La personnalité complexe de cet homme adulé par son peuple, détesté en raison de sa popularité par ses détracteurs, le portera à passer la fin de sa vie dans une dépression léthargique, avachi dans les jardins de son palais, malade et amorphe, rêvant à la grandeur du monde arabe que la reprise d’Acre met à mal.

Bataille de Hittin

C’est véritablement lors de la prise de Jérusalem, Ville Sainte, qu’on peut se rendre compte à quel point l’homme est véritablement conscient de la valeur qui revêt l’entente entre les peuples et les religions.

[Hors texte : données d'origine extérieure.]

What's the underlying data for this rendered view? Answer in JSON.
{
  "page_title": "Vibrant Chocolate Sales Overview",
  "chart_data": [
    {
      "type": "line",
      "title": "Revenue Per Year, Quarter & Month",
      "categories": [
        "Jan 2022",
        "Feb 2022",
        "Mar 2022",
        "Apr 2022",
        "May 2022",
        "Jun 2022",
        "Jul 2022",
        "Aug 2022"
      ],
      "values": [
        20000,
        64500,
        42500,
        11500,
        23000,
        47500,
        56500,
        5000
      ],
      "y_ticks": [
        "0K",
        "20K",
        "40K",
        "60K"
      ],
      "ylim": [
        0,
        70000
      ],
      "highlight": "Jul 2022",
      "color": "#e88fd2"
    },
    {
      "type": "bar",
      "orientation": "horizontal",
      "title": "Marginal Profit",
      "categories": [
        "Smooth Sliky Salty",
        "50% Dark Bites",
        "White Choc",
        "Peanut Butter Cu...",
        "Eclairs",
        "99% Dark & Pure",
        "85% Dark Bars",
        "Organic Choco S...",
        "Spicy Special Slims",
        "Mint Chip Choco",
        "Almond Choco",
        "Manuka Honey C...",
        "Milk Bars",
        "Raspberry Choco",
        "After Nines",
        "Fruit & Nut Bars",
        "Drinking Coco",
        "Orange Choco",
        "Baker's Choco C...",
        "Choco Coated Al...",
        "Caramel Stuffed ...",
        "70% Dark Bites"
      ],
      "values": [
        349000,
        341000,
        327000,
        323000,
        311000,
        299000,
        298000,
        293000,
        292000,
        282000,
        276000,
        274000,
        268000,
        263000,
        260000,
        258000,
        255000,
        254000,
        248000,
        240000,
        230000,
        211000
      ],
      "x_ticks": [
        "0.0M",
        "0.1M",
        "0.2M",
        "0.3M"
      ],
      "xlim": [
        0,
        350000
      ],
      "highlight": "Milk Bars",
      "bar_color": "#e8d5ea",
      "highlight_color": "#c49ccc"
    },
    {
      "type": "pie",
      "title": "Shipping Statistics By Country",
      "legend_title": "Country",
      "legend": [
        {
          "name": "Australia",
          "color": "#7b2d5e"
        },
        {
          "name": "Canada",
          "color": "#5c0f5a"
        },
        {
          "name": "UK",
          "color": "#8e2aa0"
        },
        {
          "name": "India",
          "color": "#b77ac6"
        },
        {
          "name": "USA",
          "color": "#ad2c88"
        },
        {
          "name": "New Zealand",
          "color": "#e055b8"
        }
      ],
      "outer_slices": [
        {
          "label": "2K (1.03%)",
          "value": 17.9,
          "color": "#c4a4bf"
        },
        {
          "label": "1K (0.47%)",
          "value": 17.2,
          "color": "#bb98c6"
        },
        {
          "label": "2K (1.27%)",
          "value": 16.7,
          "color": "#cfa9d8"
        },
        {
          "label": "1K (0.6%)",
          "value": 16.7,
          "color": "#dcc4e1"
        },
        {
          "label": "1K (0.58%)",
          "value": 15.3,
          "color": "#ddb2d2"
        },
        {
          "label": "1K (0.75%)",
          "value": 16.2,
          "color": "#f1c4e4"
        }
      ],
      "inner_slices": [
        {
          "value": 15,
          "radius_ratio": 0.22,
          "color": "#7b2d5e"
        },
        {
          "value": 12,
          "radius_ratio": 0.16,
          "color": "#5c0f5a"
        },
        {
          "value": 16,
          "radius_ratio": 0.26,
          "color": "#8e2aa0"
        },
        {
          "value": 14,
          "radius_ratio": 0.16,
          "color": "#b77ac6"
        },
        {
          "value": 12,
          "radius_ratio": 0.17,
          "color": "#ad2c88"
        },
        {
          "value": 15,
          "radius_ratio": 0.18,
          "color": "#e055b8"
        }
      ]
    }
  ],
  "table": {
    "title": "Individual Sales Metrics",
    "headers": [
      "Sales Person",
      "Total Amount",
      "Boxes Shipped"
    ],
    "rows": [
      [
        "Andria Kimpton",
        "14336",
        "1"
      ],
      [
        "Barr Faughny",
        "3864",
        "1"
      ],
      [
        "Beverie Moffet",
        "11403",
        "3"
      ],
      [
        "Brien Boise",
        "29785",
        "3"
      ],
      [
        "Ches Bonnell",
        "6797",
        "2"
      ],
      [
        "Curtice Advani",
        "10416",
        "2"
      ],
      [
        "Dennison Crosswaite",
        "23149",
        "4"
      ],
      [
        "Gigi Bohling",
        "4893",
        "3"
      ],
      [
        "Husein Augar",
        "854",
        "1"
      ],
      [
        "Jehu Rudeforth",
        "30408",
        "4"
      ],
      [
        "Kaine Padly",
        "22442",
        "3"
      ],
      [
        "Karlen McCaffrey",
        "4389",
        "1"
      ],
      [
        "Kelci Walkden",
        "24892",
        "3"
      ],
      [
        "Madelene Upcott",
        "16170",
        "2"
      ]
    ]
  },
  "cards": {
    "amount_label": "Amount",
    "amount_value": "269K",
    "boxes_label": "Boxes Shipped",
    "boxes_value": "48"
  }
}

Et le vendredi 2 octobre 1187, le 27 rajab de l’an 583 de l’hégire, le jour même où les musulmans fêtent le voyage du Prophète à Jérusalem, Saladin fait son entrée solennelle dans la Ville Sainte. Ses émirs et ses soldats ont des ordres stricts : aucun chrétien, qu’il soit franc ou oriental, ne doit être inquiété. De fait, il n’y aura ni massacre ni pillage. Quelques fanatiques ont réclamé la destruction de l’église du Saint-Sépulcre en guise de représailles contre les exactions commises par les Franj, mais Saladin les remet à leur place. Bien plus, il renforce la garde sur les lieux de culte et annonce que les Franj eux-mêmes pourront venir en pèlerinage quand ils le voudront. Bien entendu, la croix franque, installée sur le dôme du Rocher est ramenée; et la mosquée al-Aqsa, qui avait été transformée en église, redevient un lieu de culte musulman, après que ses murs ont été aspergés d’eau de rose.

Textes extraits du livre d’Amin Maalouf, Les croisades vues par les Arabes, la barbarie franque en terre sainte.
Jean-Claude Lattès, 1983

Note :
1 – Titre exact : abū al-muẓẓafar ṣalāḥ ad-dīn al-malik an-nāṣir yūsuf ben najm ad-dīn al-ʾayyūbī ben šāḏī, أبو المظفر صلاح الدين “الملك الناصر” يوسف بن نجم الدين أيوب بن شاذي.
2 – Ayyoub (Najm ad-Din Ayyub), ancien compagnon de route de Nur ad-Din (Nour ad-Din Mahmûd el Mâlik al Adil). Saladin utilisera son nom pour fonder la dynastie ayyoubide.